Wait! Stop the presses! Not two minutes after the telephone call from TUK, David Brodie sent me this e-mail: "I have two tickets just in front of you R14 & R15 bought and paid for." As of now, we have 6 tickets for Book of Mormon, when moments ago we were beseeching TUK to allow us to have four.
Wednesday, July 23, 2014
Boyz Club ate heartily at Wo Hop, 17 Mott Street – fried won tons, spare ribs, duck chow fun, beef chow fun, eggplant with garlic sauce, honey crispy chicken, shrimp egg foo young, string beans with black bean sauce, mushroom fried rice and toothpicks for dessert @ $16 each complete.
Thursday, July 24, 2014
First message in my in-box this morning is from David Brodie telling how theater box office is unwilling to correct our trans-Atlantic communications breakdown. This might be a good time for you to consider a few days in London in early September. I can guarantee good seats to a hit show.
My role as a cutting-edge observer of the passing scene is subject to the vagaries of time, that is, when you get to my cutting edge, it has often been dulled by the inexorable movement of time and tide. But, I have an obligation to report what I see, and I see fruit prices in Chinatown in a very favorable position. Cherries, both Bing and Queen Anne, are at 2 pounds for $4, blueberries, $1.25 a pint, strawberries, $1.25 a pound. Champagne mangoes are running out, and have risen to about $1.25 each for hefty sizes, but juicy sweet when ripe. For one day only earlier in the week, I found white donut peaches at $3 for 20 ounces, a rare treat. While not a bargain, Fairway has been featuring pluots (plum/apricot hybrids) at around $3.99 a pound that are consistently delicious. Indulge. After all, think of all the money you saved in Chinatown.
Friday, July 25, 2014
These are troubled times, and it’s not easy finding and holding onto manifestations of certainty and reliability. One comforting beacon has been the accuracy of the reporting at the New Yorker magazine. Their fact-checking is legendary. http://www.newyorker.com/magazine/2009/02/09/checkpoints
Even their cartoons are reputedly fact-checked.
Which means that I have to report the following with some regret. This week, in a story about a family of young dealers in antique musical instruments, the writer describes a visit to their new apartment/showroom in the Plaza Hotel, which was graced by a table they had just purchased on auction at Christies. The three sibling’s mother "set a plate of pastel macaroons on it." Even if it were Passover, everyone knows that macarOOns, a corrugated, conical-shaped confection made of sugar, egg whites and either ground almonds or coconut, appear in shades of tan, unless mixed with cocoa, or dipped in chocolate. Cf. the good works of http://dannymacaroons.com/.

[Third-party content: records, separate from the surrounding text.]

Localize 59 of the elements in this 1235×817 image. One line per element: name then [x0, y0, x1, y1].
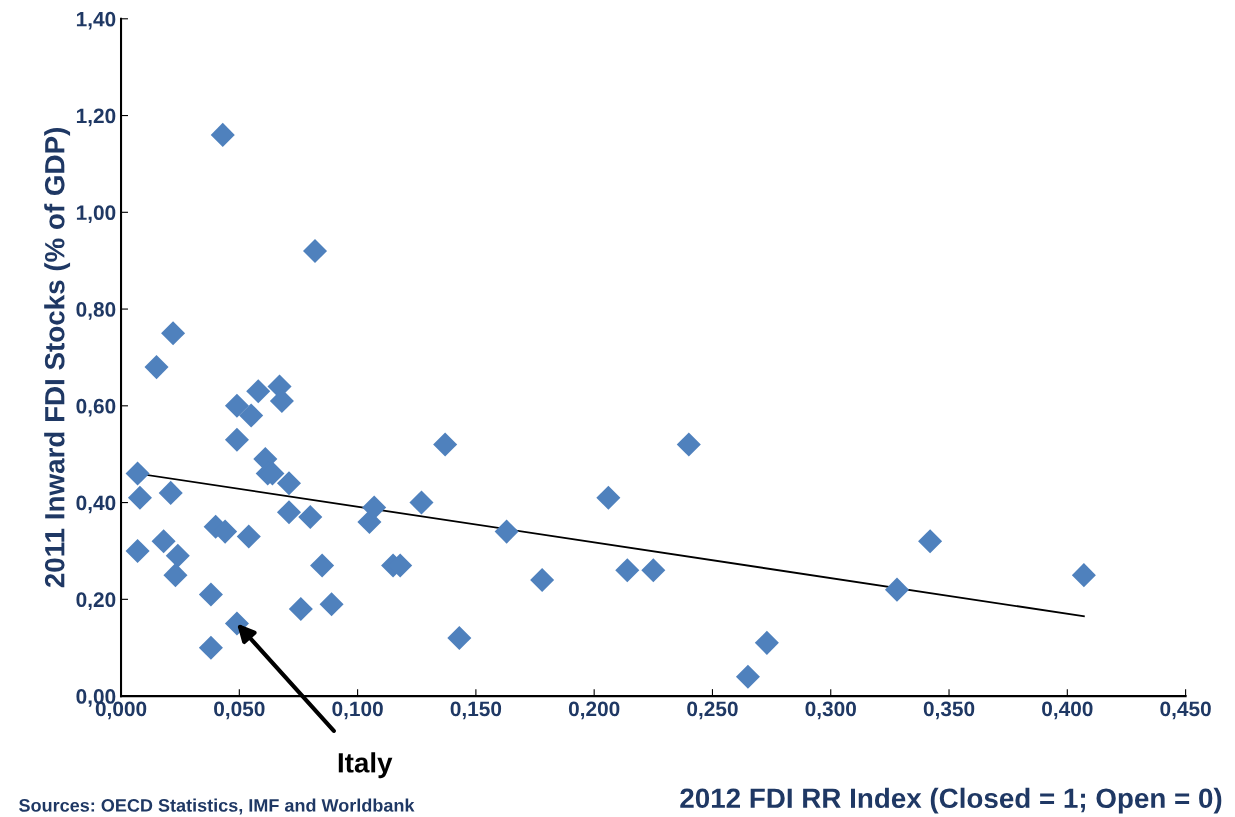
point	[676, 432, 701, 457]
y-axis-title: 2011 Inward FDI Stocks (% of GDP)	[44, 128, 71, 588]
point	[319, 592, 344, 617]
x-tick-label: 0,200	[568, 701, 620, 720]
x-tick-label: 0,450	[1160, 701, 1211, 720]
point	[125, 461, 150, 486]
y-tick-label: 1,00	[76, 205, 116, 224]
point	[754, 630, 779, 655]
point	[641, 558, 666, 583]
annotation: Italy	[338, 752, 393, 779]
point	[198, 582, 223, 607]
point	[884, 577, 910, 602]
y-tick-label: 1,20	[76, 108, 116, 127]
y-tick-label: 0,40	[76, 495, 116, 514]
point	[530, 567, 555, 592]
x-tick-label: 0,050	[214, 701, 265, 720]
point	[198, 635, 223, 660]
point	[596, 485, 621, 510]
y-tick-label: 0,80	[76, 302, 116, 320]
source-note: Sources: OECD Statistics, IMF and Worldbank	[19, 798, 415, 815]
point	[276, 500, 302, 525]
point	[409, 490, 434, 515]
point	[310, 553, 335, 578]
point	[276, 471, 302, 496]
point	[239, 403, 264, 428]
x-tick-label: 0,300	[805, 701, 856, 720]
x-tick-label: 0,350	[923, 701, 975, 720]
x-axis-title: 2012 FDI RR Index (Closed = 1; Open = 0)	[680, 787, 1222, 814]
point	[298, 505, 323, 530]
point	[144, 355, 169, 380]
point	[246, 379, 271, 404]
y-tick-label: 0,20	[76, 592, 116, 611]
point	[615, 558, 640, 583]
point	[158, 480, 183, 505]
point	[302, 238, 328, 264]
point	[288, 596, 313, 622]
point	[151, 529, 176, 554]
point	[433, 432, 458, 457]
x-tick-label: 0,400	[1042, 701, 1093, 720]
x-tick-label: 0,100	[332, 701, 383, 720]
point	[224, 427, 249, 452]
point	[1071, 563, 1096, 588]
point	[447, 626, 472, 651]
point	[236, 524, 261, 549]
x-tick-label: 0,150	[450, 701, 502, 720]
point	[918, 529, 943, 554]
point	[125, 538, 150, 563]
point	[224, 393, 249, 418]
point	[210, 122, 235, 147]
point	[362, 495, 387, 520]
x-tick-label: 0,250	[687, 701, 738, 720]
point	[161, 321, 186, 346]
point	[494, 519, 519, 544]
y-tick-label: 1,40	[76, 11, 116, 30]
point	[735, 664, 760, 689]
point	[165, 543, 190, 568]
point	[163, 563, 188, 588]
y-tick-label: 0,60	[76, 398, 116, 417]
point	[127, 485, 152, 510]
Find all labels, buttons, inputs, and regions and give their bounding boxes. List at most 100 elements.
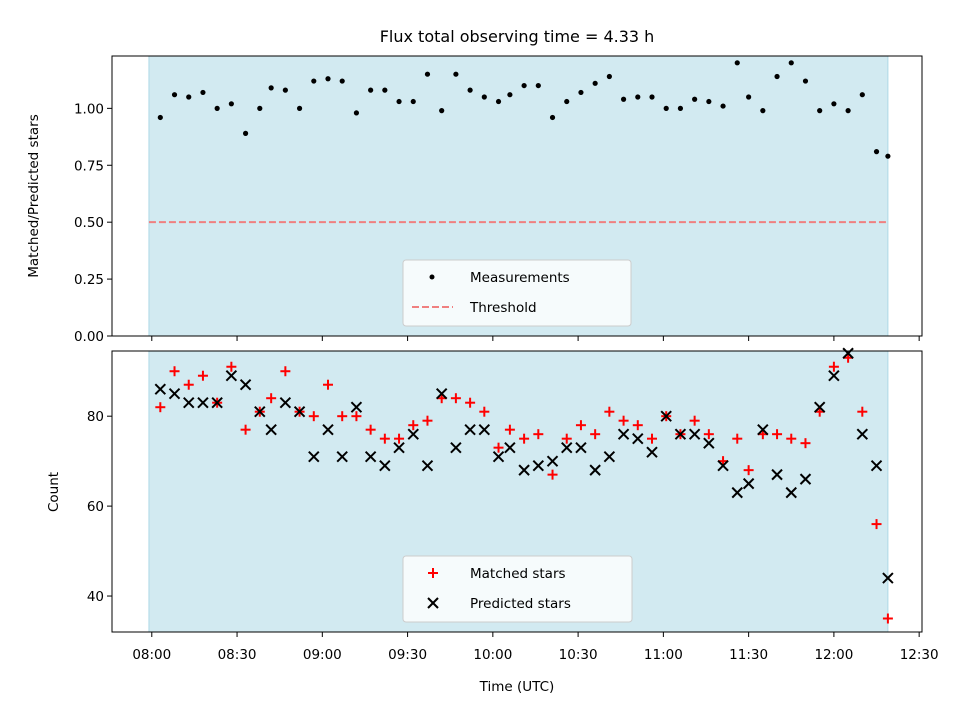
- predicted-star-point: [717, 459, 729, 472]
- measurement-point: [353, 110, 360, 116]
- predicted-star-point: [478, 423, 491, 436]
- measurement-point: [311, 78, 317, 84]
- predicted-star-point: [197, 396, 209, 409]
- matched-star-point: [732, 433, 743, 444]
- matched-star-point: [604, 406, 615, 417]
- matched-star-point: [226, 361, 237, 372]
- measurement-point: [734, 60, 740, 66]
- matched-star-point: [647, 433, 657, 444]
- bottom-xtick-label: 12:30: [900, 647, 939, 663]
- chart-title: Flux total observing time = 4.33 h: [380, 27, 655, 46]
- bottom-xtick-label: 12:00: [814, 647, 853, 663]
- measurement-point: [268, 85, 274, 91]
- measurement-point: [578, 89, 584, 96]
- predicted-star-point: [813, 401, 826, 413]
- predicted-star-point: [603, 450, 616, 463]
- matched-star-point: [266, 393, 277, 404]
- measurement-point: [282, 87, 288, 93]
- matched-star-point: [479, 406, 490, 417]
- legend-label-measurements: Measurements: [470, 270, 570, 286]
- predicted-star-point: [421, 459, 434, 472]
- predicted-star-point: [532, 459, 545, 472]
- measurement-point: [549, 114, 556, 121]
- matched-star-point: [493, 442, 504, 453]
- measurement-point: [592, 80, 598, 86]
- predicted-star-point: [703, 437, 715, 449]
- matched-star-point: [365, 424, 376, 435]
- predicted-star-point: [674, 428, 687, 440]
- predicted-star-point: [293, 405, 306, 418]
- matched-star-point: [689, 415, 700, 426]
- predicted-star-point: [393, 441, 405, 454]
- bottom-ytick-label: 60: [87, 499, 104, 515]
- predicted-star-point: [435, 388, 448, 400]
- matched-star-point: [561, 433, 572, 444]
- predicted-star-point: [688, 428, 701, 440]
- measurement-point: [368, 87, 374, 93]
- predicted-star-point: [239, 379, 252, 391]
- top-panel: 0.00 0.25 0.50 0.75 1.00 Flux total observin…: [26, 27, 923, 345]
- measurement-point: [481, 94, 487, 100]
- measurement-point: [802, 78, 809, 84]
- predicted-star-point: [589, 464, 601, 476]
- predicted-star-point: [742, 477, 755, 490]
- measurement-point: [186, 94, 192, 100]
- matched-star-point: [703, 429, 714, 440]
- matched-star-point: [183, 379, 194, 390]
- measurement-point: [606, 73, 612, 80]
- top-ytick-label: 0.50: [74, 215, 104, 231]
- predicted-star-point: [336, 450, 348, 463]
- matched-star-point: [155, 402, 166, 413]
- matched-star-point: [450, 393, 461, 404]
- bottom-xtick-label: 08:30: [218, 647, 257, 663]
- predicted-star-point: [379, 459, 391, 472]
- matched-star-point: [547, 469, 558, 480]
- matched-star-point: [533, 429, 544, 440]
- measurement-point: [706, 98, 712, 105]
- predicted-star-point: [265, 423, 277, 436]
- matched-star-point: [882, 613, 893, 624]
- measurement-point: [507, 92, 513, 98]
- measurement-point: [677, 105, 684, 111]
- measurement-point: [296, 105, 303, 111]
- measurement-point: [214, 105, 220, 111]
- predicted-star-point: [660, 410, 672, 422]
- predicted-star-point: [279, 396, 292, 409]
- measurement-point: [382, 87, 388, 93]
- measurement-point: [774, 73, 780, 80]
- measurement-point: [157, 114, 163, 121]
- legend-marker-predicted: [427, 597, 439, 609]
- measurement-point: [620, 96, 627, 102]
- measurement-point: [845, 108, 851, 114]
- measurement-point: [885, 153, 891, 159]
- matched-star-point: [422, 415, 433, 426]
- matched-star-point: [337, 411, 348, 422]
- bottom-xlabel: Time (UTC): [479, 679, 555, 695]
- top-ytick-label: 0.00: [74, 329, 104, 345]
- matched-star-point: [632, 420, 643, 431]
- predicted-star-point: [561, 441, 573, 454]
- predicted-star-point: [771, 468, 783, 481]
- predicted-star-point: [856, 428, 869, 440]
- measurement-point: [692, 96, 698, 102]
- matched-star-point: [871, 519, 882, 530]
- legend-label-threshold: Threshold: [469, 300, 537, 316]
- measurement-point: [831, 101, 837, 107]
- bottom-xtick-label: 09:00: [303, 647, 342, 663]
- legend-marker-measurements: [429, 274, 435, 280]
- matched-star-point: [743, 465, 754, 476]
- predicted-star-point: [504, 441, 516, 454]
- matched-star-point: [504, 424, 515, 435]
- bottom-axes-frame: [111, 350, 923, 633]
- predicted-star-point: [731, 486, 743, 499]
- matched-star-point: [772, 429, 783, 440]
- matched-star-point: [394, 433, 405, 444]
- legend-label-predicted: Predicted stars: [470, 596, 571, 612]
- predicted-star-point: [632, 432, 644, 445]
- predicted-star-point: [154, 383, 167, 395]
- predicted-star-point: [183, 396, 195, 409]
- measurement-point: [564, 98, 570, 105]
- predicted-star-point: [225, 370, 238, 382]
- top-ytick-label: 1.00: [74, 101, 104, 117]
- measurement-point: [495, 98, 502, 105]
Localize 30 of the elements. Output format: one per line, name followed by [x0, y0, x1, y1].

Given the fancy schmancy setting of the Plaza Hotel, the likelihood of serving macaroons of any hue was remote, at best. What are available in a rainbow of vivid pastel colors (actually ROYGBIV doesn’t leave much room for pastels) are macarOns, a French merengue sandwich cookie. I have fulminated on this subject before (March 21, 2011). How could the New Yorker make such a mistake? Is there nothing left to hold on to?
Well, apparently not, because I found even the New York Times crossword puzzle today to be fraught with error. 36 Across - Polish rolls (7 letters). I don't mean to be ethnocentric, but, as my friends at Wikipedia tell us, bialy is "a Yiddish word short for bialystoker kuchen, from Bialystok, a city in Poland." In Poland, where there are few if any Jews left to speak Yiddish or anything else, the locals say cebularz. The correct clue for BIALIES is Jewish rolls. I realize that the current publisher of the New York Times was raised Episcopalian, but even he won't walk into a bakery or coffee shop in New York and ask for a Polish roll.